5° fase: dal ritorno in Piemonte di Emanuele Filiberto alla morte del duca Carlo Emanuele II (1560-1675)
Alla lenta ripresa sotto il governo di Emanuele Filiberto seguirono decenni di guerre e di invasioni di eserciti stranieri. La politica di grande impegno di Carlo Emanuele I (che sfidò francesi e spagnoli) fu duramente pagata dai sudditi: in Gattinara ogni possibile formarsi di risorse fu impedito dall’opprimente fiscalismo sabaudo, dalla permanenza in paese di soldati nemici e infine dalla peste del 1630, in cui morì un quarto della popolazione residente.

I soli ad arricchirsi furono i militari come il conte Giovanni Aurelio, cadetto della famiglia Arborio Gattinara, colonnello e poi commissario generale della cavalleria sabauda, e gli esattori delle tasse mandati da Torino, come il napoletano Carlo Bocuto o Angelo Garavoglia da Cigliano; furono questi committenti di edifici residenziali di una certa importanza, oltre alla famiglia Arborio Gattinara salita al rango marchionale, che godeva di notevoli rendite nei paesi della contea. Nel 1616 fu distrutto il castello-ricetto; dopo il 1617 ebbe inizio la costruzione della chiesa e del convento di S. Francesco; dopo il 1633 fu eretta la chiesa di S. Rocco.

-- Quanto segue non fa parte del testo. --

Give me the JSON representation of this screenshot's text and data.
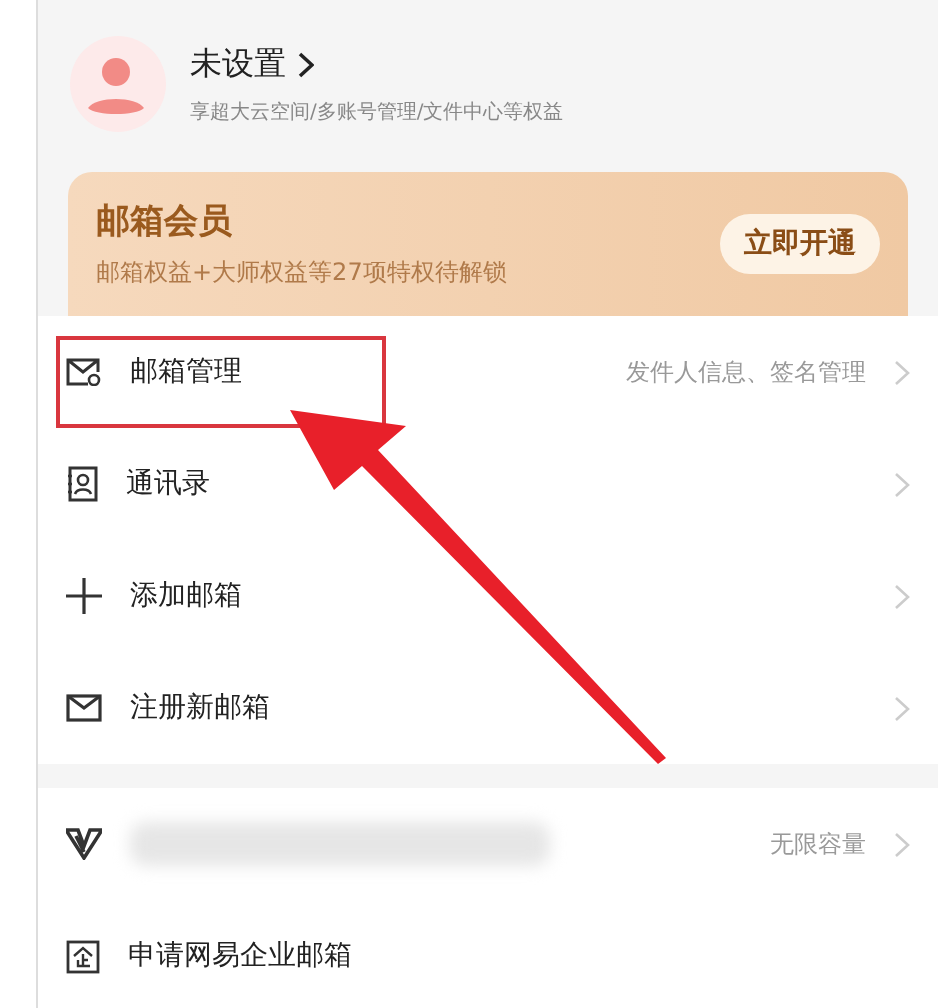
{
  "profile": {
    "name": "未设置",
    "subtitle": "享超大云空间/多账号管理/文件中心等权益"
  },
  "vip_card": {
    "title": "邮箱会员",
    "subtitle": "邮箱权益+大师权益等27项特权待解锁",
    "button": "立即开通"
  },
  "menu_groups": [
    {
      "items": [
        {
          "kind": "normal",
          "label": "邮箱管理",
          "detail": "发件人信息、签名管理",
          "highlighted": true
        },
        {
          "kind": "normal",
          "label": "通讯录",
          "highlighted": false
        },
        {
          "kind": "normal",
          "label": "添加邮箱",
          "highlighted": false
        },
        {
          "kind": "normal",
          "label": "注册新邮箱",
          "highlighted": false
        }
      ]
    },
    {
      "items": [
        {
          "kind": "blurred",
          "detail": "无限容量",
          "highlighted": false
        },
        {
          "kind": "normal",
          "label": "申请网易企业邮箱",
          "highlighted": false,
          "no_chevron": true
        }
      ]
    }
  ]
}
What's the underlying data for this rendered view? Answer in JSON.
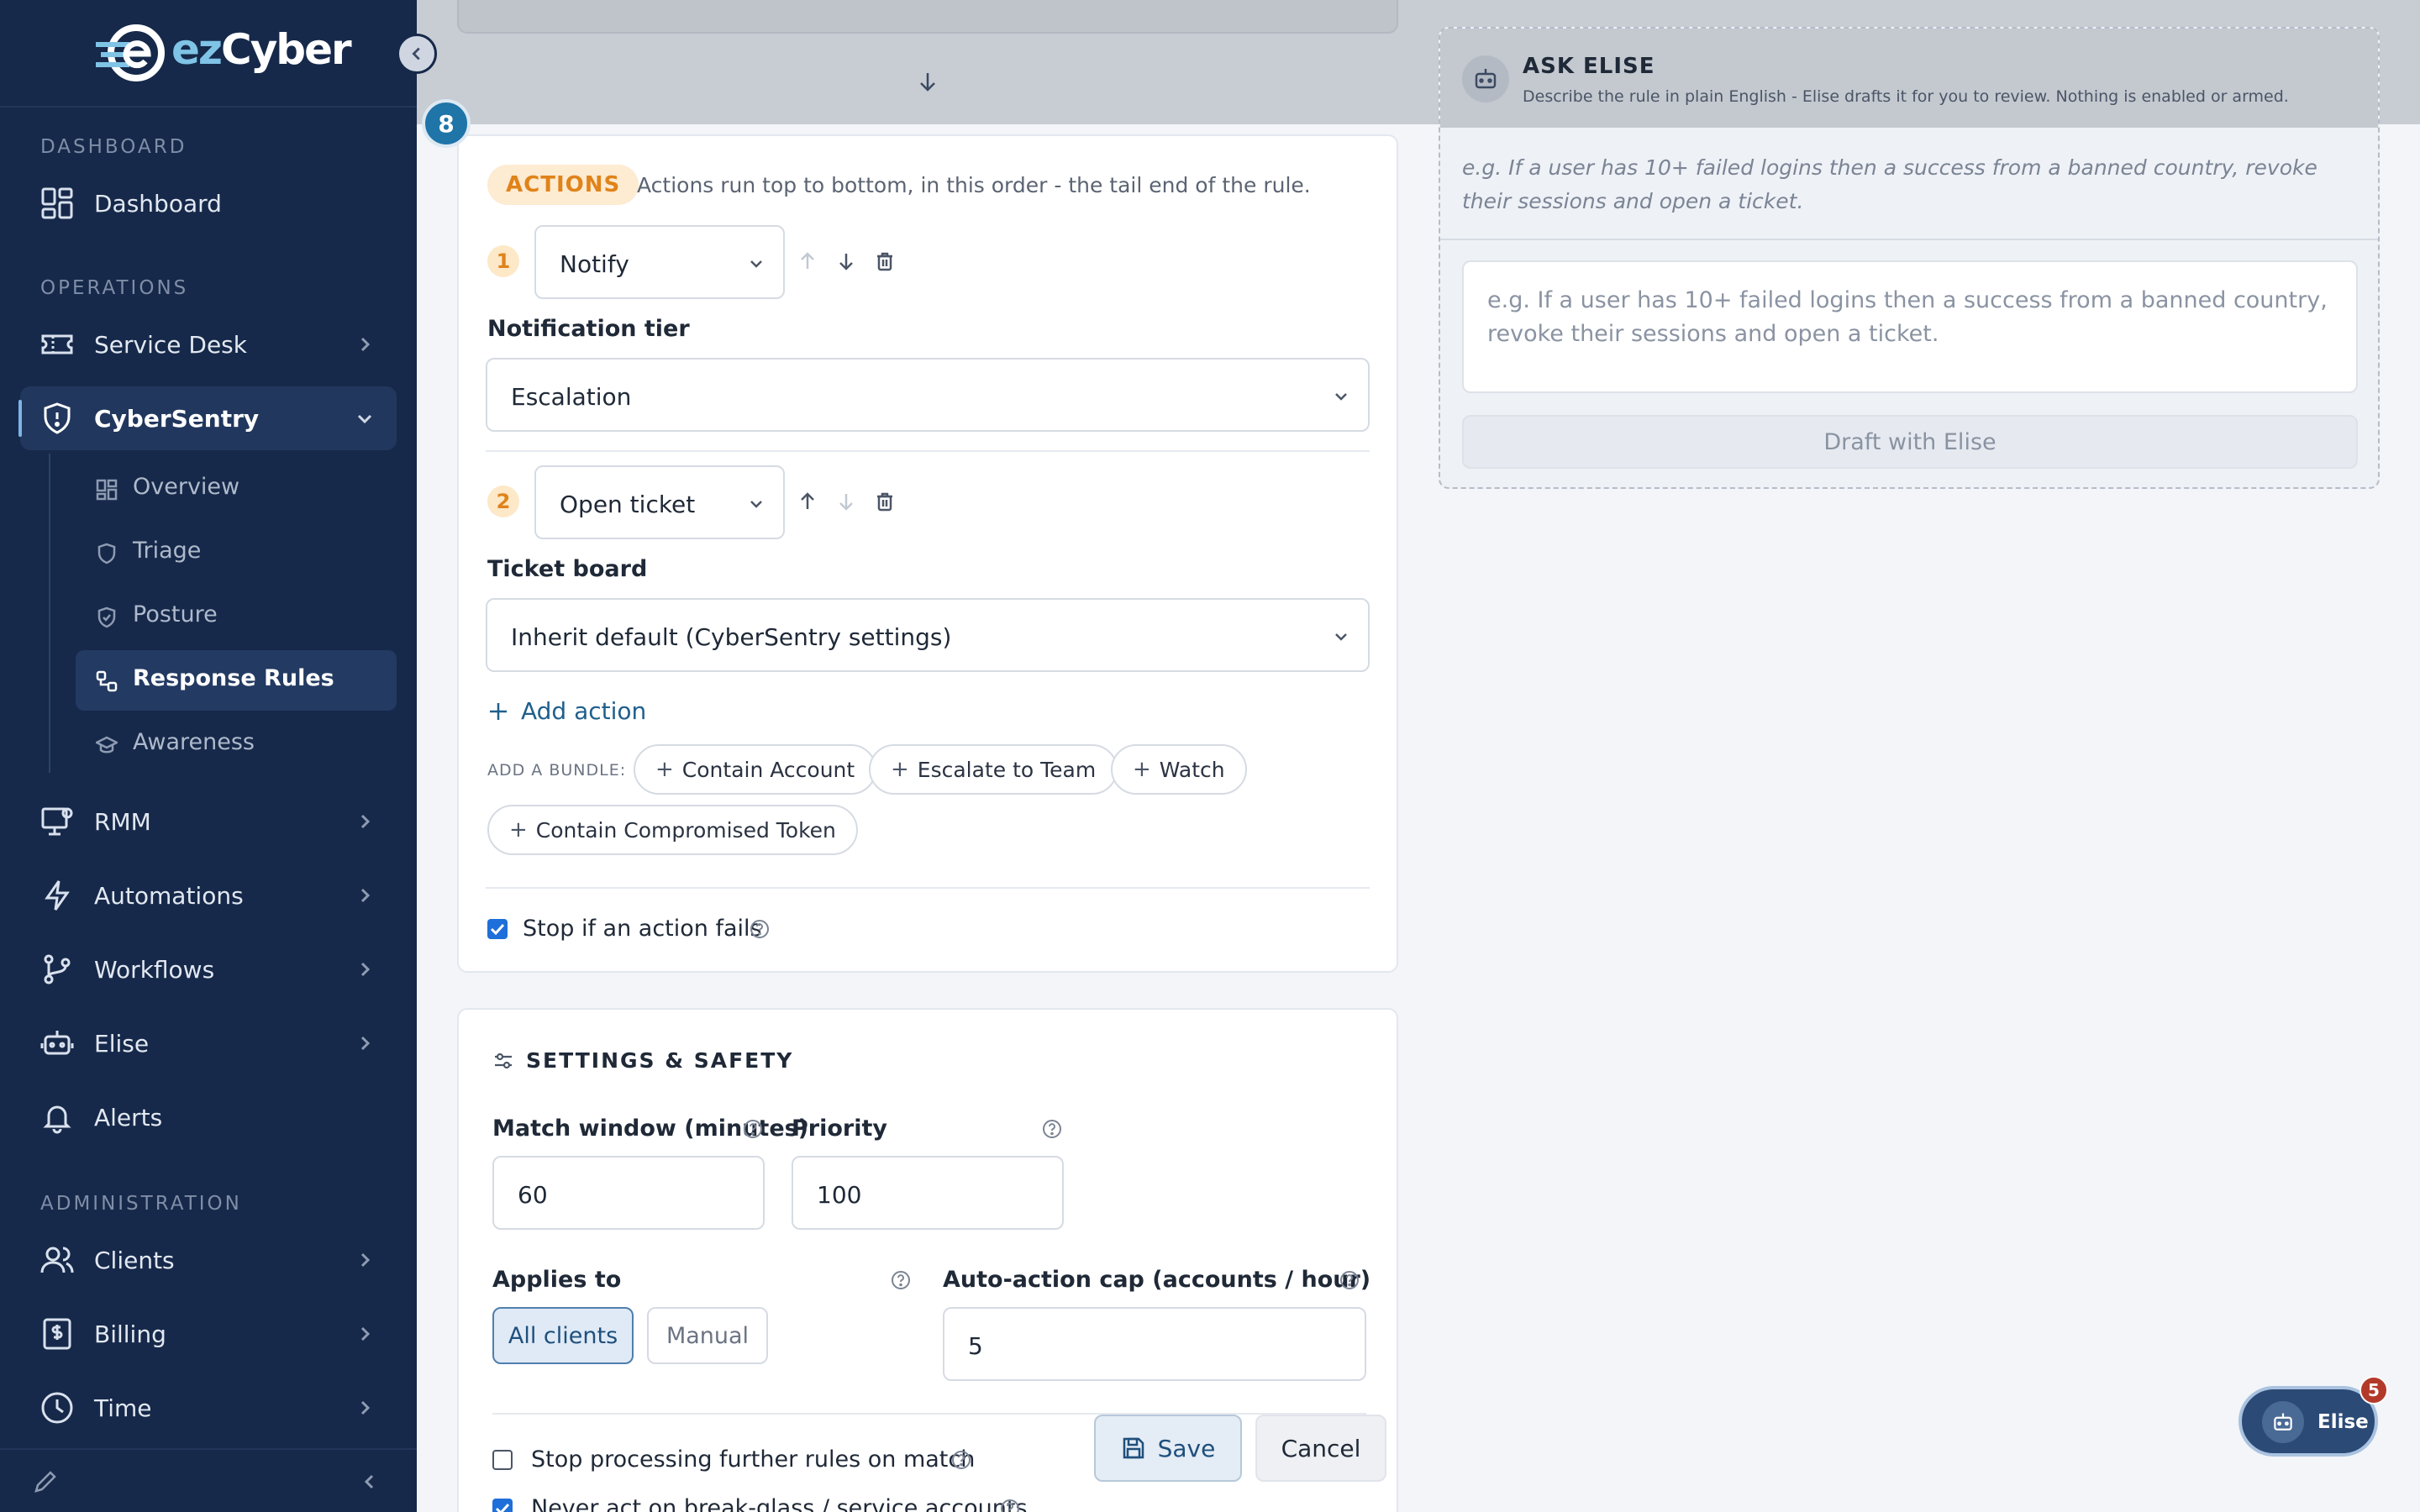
{
  "brand": {
    "name_a": "ez",
    "name_b": "Cyber"
  },
  "sidebar": {
    "sections": {
      "dashboard": "DASHBOARD",
      "operations": "OPERATIONS",
      "administration": "ADMINISTRATION"
    },
    "items": {
      "dashboard": "Dashboard",
      "service_desk": "Service Desk",
      "cybersentry": "CyberSentry",
      "rmm": "RMM",
      "automations": "Automations",
      "workflows": "Workflows",
      "elise": "Elise",
      "alerts": "Alerts",
      "clients": "Clients",
      "billing": "Billing",
      "time": "Time"
    },
    "sub_items": {
      "overview": "Overview",
      "triage": "Triage",
      "posture": "Posture",
      "response_rules": "Response Rules",
      "awareness": "Awareness"
    }
  },
  "step": {
    "number": "8"
  },
  "actions": {
    "tag": "ACTIONS",
    "description": "Actions run top to bottom, in this order - the tail end of the rule.",
    "rows": [
      {
        "index": "1",
        "type": "Notify",
        "field_label": "Notification tier",
        "field_value": "Escalation"
      },
      {
        "index": "2",
        "type": "Open ticket",
        "field_label": "Ticket board",
        "field_value": "Inherit default (CyberSentry settings)"
      }
    ],
    "add_action": "Add action",
    "bundle_label": "ADD A BUNDLE:",
    "bundles": [
      "Contain Account",
      "Escalate to Team",
      "Watch",
      "Contain Compromised Token"
    ],
    "stop_on_fail": "Stop if an action fails"
  },
  "settings": {
    "title": "SETTINGS & SAFETY",
    "match_window_label": "Match window (minutes)",
    "match_window_value": "60",
    "priority_label": "Priority",
    "priority_value": "100",
    "applies_to_label": "Applies to",
    "applies_options": [
      "All clients",
      "Manual"
    ],
    "cap_label": "Auto-action cap (accounts / hour)",
    "cap_value": "5",
    "stop_processing": "Stop processing further rules on match",
    "never_act": "Never act on break-glass / service accounts"
  },
  "buttons": {
    "save": "Save",
    "cancel": "Cancel"
  },
  "elise": {
    "title": "ASK ELISE",
    "subtitle": "Describe the rule in plain English - Elise drafts it for you to review. Nothing is enabled or armed.",
    "hint": "e.g. If a user has 10+ failed logins then a success from a banned country, revoke their sessions and open a ticket.",
    "placeholder": "e.g. If a user has 10+ failed logins then a success from a banned country, revoke their sessions and open a ticket.",
    "draft_button": "Draft with Elise"
  },
  "fab": {
    "label": "Elise",
    "badge": "5"
  },
  "colors": {
    "sidebar_bg": "#16294a",
    "accent": "#1f74a8",
    "actions_tag": "#e0831a",
    "badge": "#b33a2a"
  }
}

6° fase: da Vittorio Amedeo II all’invasione napoleonica (1675-1796)
In tutto il Piemonte si ebbe una decisa ripresa economica se pur frenata dalle continue guerre che distruggevano le risorse del paese. Nel Borgo alcune famiglie nobili si estinsero ed i loro beni passarono a nobili forestieri o a enti ecclesiastici come i Barnabiti; intanto si stava formando una borghesia locale a cui si può attribuire la costruzione o la ricostruzione di edifici residenziali di un certo livello. L’edilizia religiosa vide la ricostruzione della chiesa di S. Marta.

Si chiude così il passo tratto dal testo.